If you consider your home network ALWAYS compromised, it means you shouldn’t use your home network in the first place, let alone an automation platform. Your home door can be opened in traditional ways, so you always consider your door ALWAYS compromised too? What about the keypad accessories Nuki sells? Those are compromised too?

That is absolutely not correct, it depends on how you setup security of your network, your servers, your infrastructure in general, and access to the MQTT server. But even without MQTT, if someone has full access to your network, it can access Nuki via all the other interfaces (REST, Bluetooth, etc.). How are you using Nuki now in HA, with the nuki_ng component and the bridge? If not, are you simply using the mobile app? And don’t you consider your mobile phone TOTALLY compromised too? What about the cloud access, you trust opening the lock from the cloud?

In any case, what you ask (even if totally wrong conceptually) cannot be done, read HA documentation on MQTT locks (I underlined the relevant statement):

image702×605 34.8 KB

What does a firewall have to do with a lock? What a confusion. We’re talking about integration of a lock in a home automation platform, and there are pre-requirements and constraints in order to do so.

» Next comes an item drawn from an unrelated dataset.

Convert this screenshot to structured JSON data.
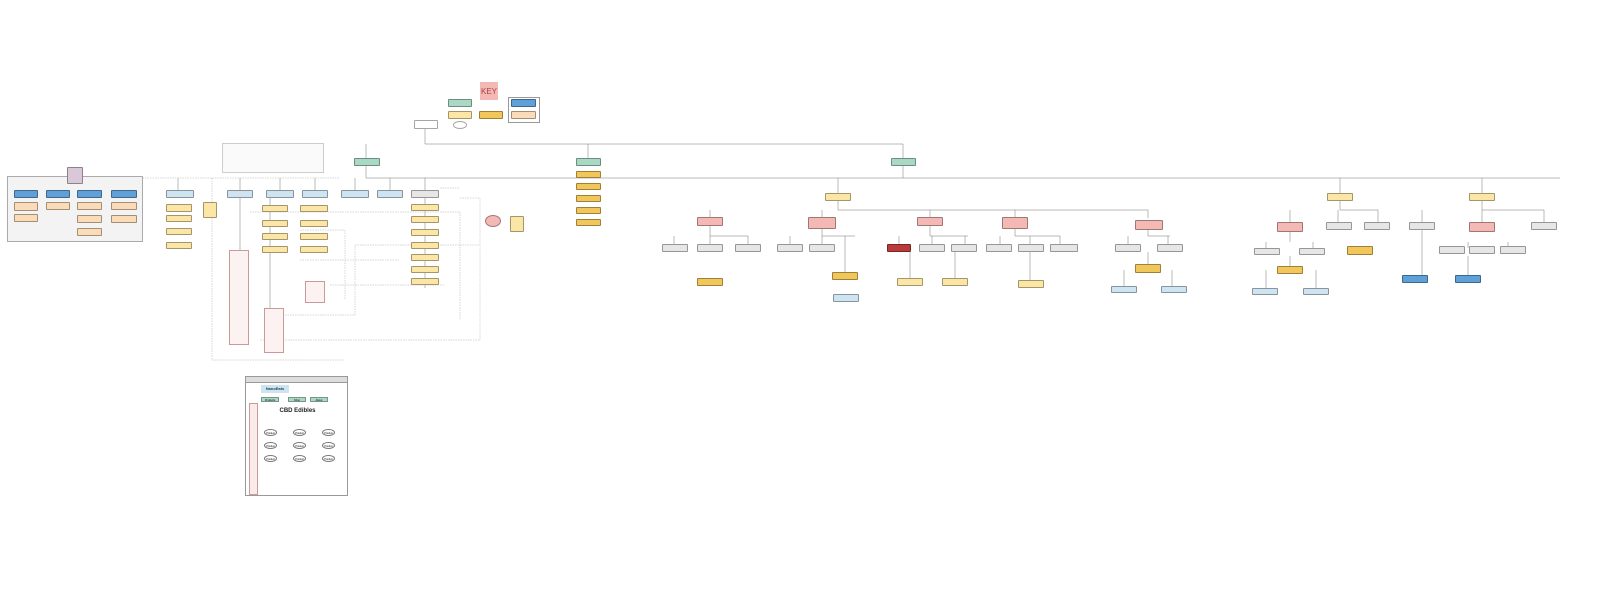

Another conceptual thing: Nuki will access MQTT but it won’t send COMMANDS. HA will send commands, and you can configure a secure MQTT connection between HA and MQTT, so the commands to open the lock through MQTT will go through a secure connection if you configure it properly. Furthermore, the secure connection between the lock and the broker only encrypts data flowing locally, but if you have user/pw to the broker, it doesn’t improve security. MQTT secure is necessary when sending sensitive data to a public broker, a LAN broker is not the proper use-case.

So concentrate on securing your network, your HA server, before thinking about the end device.